My question is this:
Why would they bury such a temple? Seems like a lot of work to create such a place and just as much work to bury it.

posted on Apr, 18 2008 @ 03:41 PM
reply to post by Scott Creighton

Guess religious people are going to have a hard time accepting this since in their opinion human evolution started after that... maybe they'll argue "God placed it here so he can test our faith!"

posted on Apr, 18 2008 @ 04:12 PM
Cor !!!!! I have always had a sneaky suspicion that there were advanced civilsations before us. I guess the evidence being found proves my hunch looks increasingly likely !!!

posted on Apr, 18 2008 @ 04:16 PM
Geat find Creighton!

The first thing that had crossed my mind was "I wonder how the religous people are taking this, as a sign or a revelation of the thing's from the past would be renewed again, or skepticisms over the fact it would be a foot up to the fact of the Eden effect?"
Turn's out there has been debate of both being the probable answer. In the original article of this thread, I had to stop and reread the one specific paragraph a couple of times to allow it to sink in, it went as follows:

"In my opinion, the people who carved them were asking themselves the biggest questions of all," Schmidt continued. "What is this universe? Why are we here?"
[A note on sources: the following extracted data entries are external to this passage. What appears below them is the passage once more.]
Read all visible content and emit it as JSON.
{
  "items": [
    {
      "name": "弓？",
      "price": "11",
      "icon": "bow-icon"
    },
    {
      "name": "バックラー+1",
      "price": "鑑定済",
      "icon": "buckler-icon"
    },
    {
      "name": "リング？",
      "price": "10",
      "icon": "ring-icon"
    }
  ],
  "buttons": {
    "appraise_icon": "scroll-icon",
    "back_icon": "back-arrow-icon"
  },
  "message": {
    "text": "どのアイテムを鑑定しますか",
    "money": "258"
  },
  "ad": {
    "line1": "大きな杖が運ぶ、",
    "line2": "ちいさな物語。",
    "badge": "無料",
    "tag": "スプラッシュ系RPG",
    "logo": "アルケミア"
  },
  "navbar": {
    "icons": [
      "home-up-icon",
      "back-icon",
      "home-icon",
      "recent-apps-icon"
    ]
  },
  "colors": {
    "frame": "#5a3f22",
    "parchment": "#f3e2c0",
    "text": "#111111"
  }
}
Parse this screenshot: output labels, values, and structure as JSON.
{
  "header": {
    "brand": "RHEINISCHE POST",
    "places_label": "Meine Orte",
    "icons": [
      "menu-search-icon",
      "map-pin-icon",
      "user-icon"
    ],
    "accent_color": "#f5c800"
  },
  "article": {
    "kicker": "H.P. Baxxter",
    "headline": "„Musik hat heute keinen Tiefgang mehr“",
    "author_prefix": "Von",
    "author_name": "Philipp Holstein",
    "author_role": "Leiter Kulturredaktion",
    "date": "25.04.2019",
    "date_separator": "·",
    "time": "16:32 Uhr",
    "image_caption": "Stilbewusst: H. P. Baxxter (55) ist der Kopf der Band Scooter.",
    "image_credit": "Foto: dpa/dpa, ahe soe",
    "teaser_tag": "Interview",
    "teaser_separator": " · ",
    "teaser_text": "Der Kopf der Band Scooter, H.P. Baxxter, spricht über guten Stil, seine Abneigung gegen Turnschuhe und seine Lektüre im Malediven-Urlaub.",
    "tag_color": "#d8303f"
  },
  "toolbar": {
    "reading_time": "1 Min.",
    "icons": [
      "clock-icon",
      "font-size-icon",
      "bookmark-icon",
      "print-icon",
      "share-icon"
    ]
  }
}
I personally feel we are just more than a religous, all of a sudden appeared species, and this thread validates my thinking of the "Why are we here, where did we come from" thoughts.
Thanks for the thread, and you are truly correct about it changing our views of what we know and what we think we know...

You have my vote for this one Creighton, "Good and intellectual find!!!"

posted on Apr, 18 2008 @ 04:29 PM

"Everybody used to think only complex, hierarchical civilizations could build such monumental sites, and that they only came about with the invention of agriculture", says Ian Hodder, a Stanford University Professor of Anthropology, who, since 1993, has directed digs at Catalhoyuk, Turkey’s most famous Neolithic site. "Gobekli changes everything. It’s elaborate, it’s complex and it is pre-agricultural. That fact alone makes the site one of the most important archaeological finds in a very long time."

A very stunning find indeed! Thanks for bringing this to the table Scott!
This agin shows us that all we think we know, is not all that much!
There is always so much to learn.. Prehaps the idea that all we know, is much that we have forgotten, and we as people in this day and age have much to re-learn what our long past fathers once knew as comman place knowledge!

Agin thanks for the info! I have a great passion for such things, and if I ever win to lotto, or get the money to travle, I know it would be on my top list of things to do with my life!
Id love to travle to these places, take pictures, talk to the locals, and get a real feel for what is lost!